Ofiara, cierpiąca obecnie na zespół stresu pourazowego (PTSD), odważnie opowiedziała w sądzie swoje przeżycia, ale spotkała się z obojętnością napastników, którzy nie okazali skruchy. Sprawa  wywołała oburzenie opinii publicznej w Niemczech, nie tylko ze względu na  charakter przestępstwa, ale także z powodu przerażająco łagodnych wyroków wydanych gwałcicielom. Uwaga wymiaru sprawiedliwości skupiła się tymczasem na karaniu tych, którzy ośmielili się wyrazić swoje obrzydzenie i złość.

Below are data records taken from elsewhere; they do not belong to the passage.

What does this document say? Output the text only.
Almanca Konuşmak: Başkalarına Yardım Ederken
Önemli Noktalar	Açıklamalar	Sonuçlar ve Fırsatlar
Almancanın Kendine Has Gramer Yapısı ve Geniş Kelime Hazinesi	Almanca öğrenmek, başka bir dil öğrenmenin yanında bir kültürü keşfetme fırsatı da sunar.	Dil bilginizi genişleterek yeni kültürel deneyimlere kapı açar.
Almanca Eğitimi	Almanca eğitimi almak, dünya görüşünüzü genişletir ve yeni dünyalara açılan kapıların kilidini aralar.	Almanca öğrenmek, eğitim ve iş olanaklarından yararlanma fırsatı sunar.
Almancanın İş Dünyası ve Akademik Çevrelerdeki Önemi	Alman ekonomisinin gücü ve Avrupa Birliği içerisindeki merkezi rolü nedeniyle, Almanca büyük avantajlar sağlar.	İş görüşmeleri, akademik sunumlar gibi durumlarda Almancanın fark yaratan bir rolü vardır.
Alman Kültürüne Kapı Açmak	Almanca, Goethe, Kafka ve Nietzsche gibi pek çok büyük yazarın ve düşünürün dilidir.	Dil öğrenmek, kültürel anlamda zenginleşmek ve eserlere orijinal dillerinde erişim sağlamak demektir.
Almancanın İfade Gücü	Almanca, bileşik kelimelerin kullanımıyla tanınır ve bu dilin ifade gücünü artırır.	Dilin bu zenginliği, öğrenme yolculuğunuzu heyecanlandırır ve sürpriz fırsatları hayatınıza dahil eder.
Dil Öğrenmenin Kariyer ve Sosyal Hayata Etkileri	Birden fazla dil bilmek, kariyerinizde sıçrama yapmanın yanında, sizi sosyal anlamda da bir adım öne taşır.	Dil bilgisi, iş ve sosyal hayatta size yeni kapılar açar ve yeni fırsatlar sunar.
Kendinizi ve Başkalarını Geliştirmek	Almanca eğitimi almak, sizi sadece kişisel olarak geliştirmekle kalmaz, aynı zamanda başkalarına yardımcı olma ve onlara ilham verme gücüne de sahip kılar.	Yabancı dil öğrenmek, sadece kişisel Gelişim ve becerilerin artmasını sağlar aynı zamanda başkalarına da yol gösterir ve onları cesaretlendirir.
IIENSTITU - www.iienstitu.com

Pewna młoda kobieta, oburzona  sprawą, wysłała wiadomość na WhatsApp do jednego z gwałcicieli, nazywając go „pozbawioną honoru świnią ” i „obrzydliwym gwałcicielem”. Gwałciciel zgłosił ją policji. Kobieta została uznana za winną i skazana na weekend więzienia. Jak na ironię, spędzi za kratkami więcej czasu niż ośmiu gwałcicieli.

Władze w Hamburgu prowadzą dochodzenia w sprawie 140 innych osób pod kątem przestępstw związanych z wygłaszaniem „zniewagi, groźby lub innej obrazy” wobec gwałcicieli. Wydaje się, że wymiar sprawiedliwości jest bardziej zainteresowany ochroną uczuć przestępców niż zapewnianiem sprawiedliwości ofiarom.